Nice work! Could you elaborate how you think your findings relate to Engels et al.’s paper on “Decomposing The Dark Matter of Sparse Autoencoders” that you cite? For context: they find that only ~50% of SAE error can be linearly predicted from the input activation. They hypothesize that the 50% linearly predictable component contains features not yet learned, while the remaining 50% consists of errors introduced by the SAE itself rather than meaningful model features (@josh-engels correct me if I’m misrepresenting the paper’s findings).
It would be interesting to see if your restoration results come from the linear vs nonlinear component. If only the nonlinear part matters for restoration, then the explanation for why error matters is pretty boring: it just prevents the reconstruction from being out of distribution.

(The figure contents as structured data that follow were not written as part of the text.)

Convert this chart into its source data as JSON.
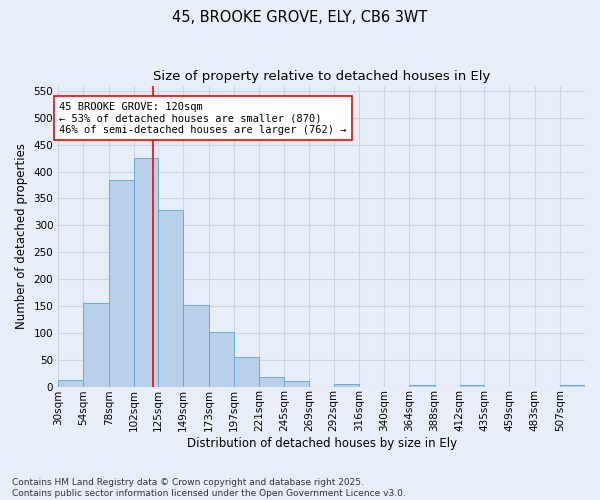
{
  "title1": "45, BROOKE GROVE, ELY, CB6 3WT",
  "title2": "Size of property relative to detached houses in Ely",
  "xlabel": "Distribution of detached houses by size in Ely",
  "ylabel": "Number of detached properties",
  "bin_labels": [
    "30sqm",
    "54sqm",
    "78sqm",
    "102sqm",
    "125sqm",
    "149sqm",
    "173sqm",
    "197sqm",
    "221sqm",
    "245sqm",
    "269sqm",
    "292sqm",
    "316sqm",
    "340sqm",
    "364sqm",
    "388sqm",
    "412sqm",
    "435sqm",
    "459sqm",
    "483sqm",
    "507sqm"
  ],
  "bin_edges": [
    30,
    54,
    78,
    102,
    125,
    149,
    173,
    197,
    221,
    245,
    269,
    292,
    316,
    340,
    364,
    388,
    412,
    435,
    459,
    483,
    507,
    531
  ],
  "bar_values": [
    13,
    156,
    385,
    425,
    328,
    152,
    102,
    55,
    18,
    10,
    0,
    5,
    0,
    0,
    3,
    0,
    2,
    0,
    0,
    0,
    3
  ],
  "bar_color": "#b8d0ea",
  "bar_edge_color": "#6aaad4",
  "property_size": 120,
  "vline_color": "red",
  "annotation_text": "45 BROOKE GROVE: 120sqm\n← 53% of detached houses are smaller (870)\n46% of semi-detached houses are larger (762) →",
  "annotation_bbox_color": "white",
  "annotation_bbox_edgecolor": "red",
  "ylim": [
    0,
    560
  ],
  "yticks": [
    0,
    50,
    100,
    150,
    200,
    250,
    300,
    350,
    400,
    450,
    500,
    550
  ],
  "grid_color": "#c8d4e8",
  "background_color": "#e8eef8",
  "footnote": "Contains HM Land Registry data © Crown copyright and database right 2025.\nContains public sector information licensed under the Open Government Licence v3.0.",
  "title_fontsize": 10.5,
  "subtitle_fontsize": 9.5,
  "annotation_fontsize": 7.5,
  "axis_label_fontsize": 8.5,
  "tick_fontsize": 7.5,
  "footnote_fontsize": 6.5
}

However, if the restoration comes from the linear component, one hypothesis would be that the intermediate representations you describe live in multidimensional subspaces (kind of like high-frequency features) but have low-norm. This would make them economically unattractive for SAEs to learn: poor reconstruction gain due to low norm, while consuming multiple dictionary elements due to being multidimensional.
Thank you Clément, your hypothesis about the linear component is quite intriguing! I read Josh’s Dark Matter paper a while ago, and I remember there were multiple versions floating around at the time, so I’d definitely like to revisit the latest one before responding in depth.

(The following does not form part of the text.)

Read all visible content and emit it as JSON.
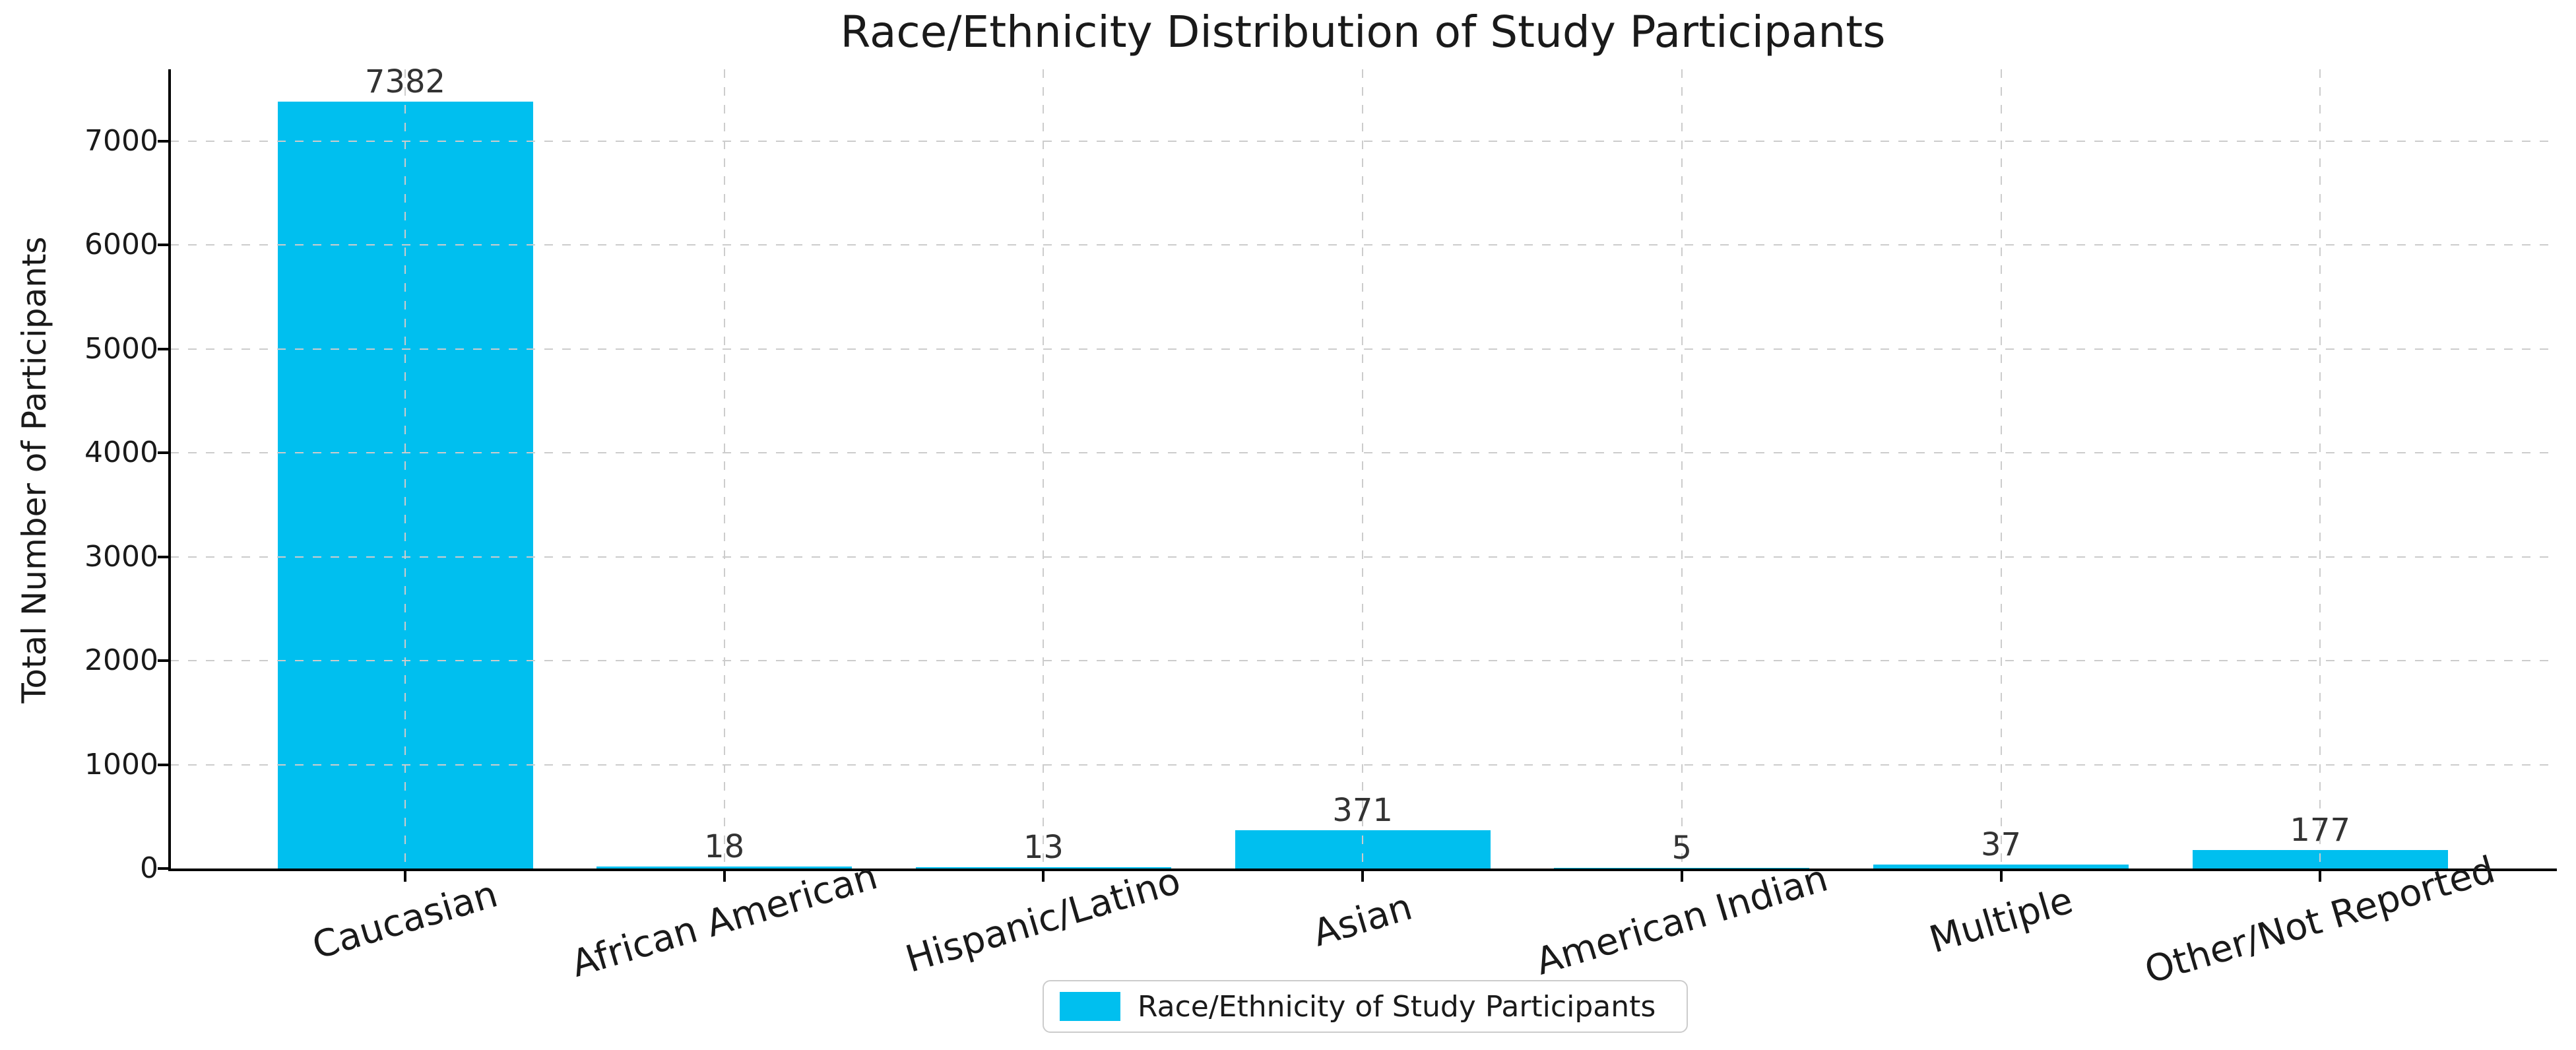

That said, I can comment based on your explanation already. The main motivation I had behind the restoration experiment was to test the idea that, without the error nodes, the key features in the circuit simply can’t be computed. So when you say that the restoration effect may come from the non-linear component, do you mean that “the key features can’t be computed” might be caused simply by the fact that the pure SAE reconstruction is messing with the activation space geometry in a weird (non-linear) way — such that downstream components like MLPs, which would normally compute those features, now receive an OOD input and therefore fail?
That sounds quite plausible, if I’m understanding correctly. But I don’t immediately see how to explain the fact that patching these error nodes has a non-trivial effect by itself (i.e. boosting the logit for alternative verb completion),as ifthey contained some prompt-specific features/information. I think that’s mostly why we didn’t consider that possibility, but I’d definitely be excited to try ruling this out experimentally (maybe after revisiting the paper I’ll have some ideas).
Yes that’s what I meant. I agree that the fact that patching the error boost the alternative completion makes this explanation much weaker (although it could still be a combination of the two)
I think it’d be super interesting to expand your analysis to linear vs non-linear error to understand which part matter and then explore why!
Nice work! Could you elaborate how you think your findings relate to Engels et al.’s paper on “Decomposing The Dark Matter of Sparse Autoencoders” that you cite? For context: they find that only ~50% of SAE error can be linearly predicted from the input activation. They hypothesize that the 50% linearly predictable component contains features not yet learned, while the remaining 50% consists of errors introduced by the SAE itself rather than meaningful model features (@josh-engels correct me if I’m misrepresenting the paper’s findings).
It would be interesting to see if your restoration results come from the linear vs nonlinear component. If only the nonlinear part matters for restoration, then the explanation for why error matters is pretty boring: it just prevents the reconstruction from being out of distribution.
However, if the restoration comes from the linear component, one hypothesis would be that the intermediate representations you describe live in multidimensional subspaces (kind of like high-frequency features) but have low-norm. This would make them economically unattractive for SAEs to learn: poor reconstruction gain due to low norm, while consuming multiple dictionary elements due to being multidimensional.
Thank you Clément, your hypothesis about the linear component is quite intriguing! I read Josh’s Dark Matter paper a while ago, and I remember there were multiple versions floating around at the time, so I’d definitely like to revisit the latest one before responding in depth.
That said, I can comment based on your explanation already. The main motivation I had behind the restoration experiment was to test the idea that, without the error nodes, the key features in the circuit simply can’t be computed. So when you say that the restoration effect may come from the non-linear component, do you mean that “the key features can’t be computed” might be caused simply by the fact that the pure SAE reconstruction is messing with the activation space geometry in a weird (non-linear) way — such that downstream components like MLPs, which would normally compute those features, now receive an OOD input and therefore fail?
That sounds quite plausible, if I’m understanding correctly. But I don’t immediately see how to explain the fact that patching these error nodes has a non-trivial effect by itself (i.e. boosting the logit for alternative verb completion), as if they contained some prompt-specific features/information. I think that’s mostly why we didn’t consider that possibility, but I’d definitely be excited to try ruling this out experimentally (maybe after revisiting the paper I’ll have some ideas).
Yes that’s what I meant. I agree that the fact that patching the error boost the alternative completion makes this explanation much weaker (although it could still be a combination of the two)
I think it’d be super interesting to expand your analysis to linear vs non-linear error to understand which part matter and then explore why!